There has been a lot of excitement in recent years about the cognition of bee friends. A new study now suggests that they can count too.
The most common theory was that the bees They do not demonstrate an aptitude for numbers, but they do have the ability to differentiate between visual cues.
However, a study in the week in Biological Sciences might counter this by suggesting that, after all, bees are able to count.
“When we analyze stimuli in a way that reflects how bees actually see the world, what remains is a real sensitivity to number,” said the research leader and neuroscientist at the University of Trento (Italy), Mirko Zanonhas .
Previous experiments that sought to evaluate the numerical capabilities of bees (Apis mellifera) involved showing bees cards with patterns on them.
As the same magazine recalls, a notable experiment from 2019 involved associating invented symbols with numerical values that bees were trained to recognize. They were then shown a card with a number of shapes and given the task of selecting the symbol that represented that number.
During the training phase, the bees achieved an accuracy of about 75–80%.
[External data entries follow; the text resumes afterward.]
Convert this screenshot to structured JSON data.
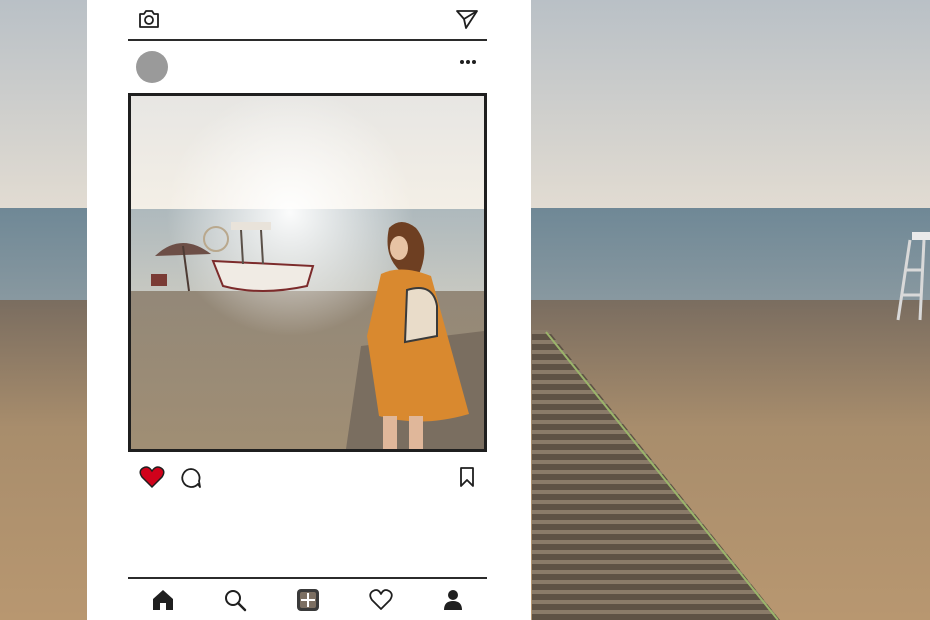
{
  "scene": {
    "description_free": true
  },
  "header": {
    "left_icon": "camera-icon",
    "right_icon": "direct-message-icon"
  },
  "post": {
    "avatar": "avatar-placeholder",
    "menu_icon": "more-options-icon"
  },
  "actions": {
    "like_icon": "heart-filled-icon",
    "like_color": "#d0021b",
    "comment_icon": "comment-icon",
    "save_icon": "bookmark-icon"
  },
  "bottom_nav": {
    "items": [
      "home-icon",
      "search-icon",
      "reels-icon",
      "activity-heart-icon",
      "profile-icon"
    ]
  },
  "colors": {
    "frame": "#ffffff",
    "ink": "#1f1f1f",
    "avatar": "#9a9a9a"
  }
}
In the tests themselves, performance was lower, reaching around 60 to 65%, but this value is still higher than what can be attributed to chance, leading the researchers to the conclusion that the bees were capable of recognizing numerical quantities.
However, according to a 2020 critique of the study, the bees may simply have been matching patterns rather than counting, and their vision may not have been sharp enough to resolve the images presented to them.
This criticism was fair – the investigators agreed. So they reexamined the data again.
The researchers reanalyzed visual patterns used in previous experiments to reflect how bees actually perceive them, rather than how humans do.
They used a mathematical model based on previous estimates of honey bee spatial acuity and evaluated the stimuli again. And… this is where they found something interesting.
The results suggest that the insects are responding to the number of waysnot just the general appearance of what they are observing. This supports the conclusion that bees are indeed sensitive to numbers, rather than relying solely on visual cues.
“It can be challenging to put ourselves in the mind of a bee to imagine how they see the world, but trying to see the world through the eyes of an animal is an essential part of our work,” the study’s corresponding author, Scarlett Howard, from Monash University (Australia), told Science Alert.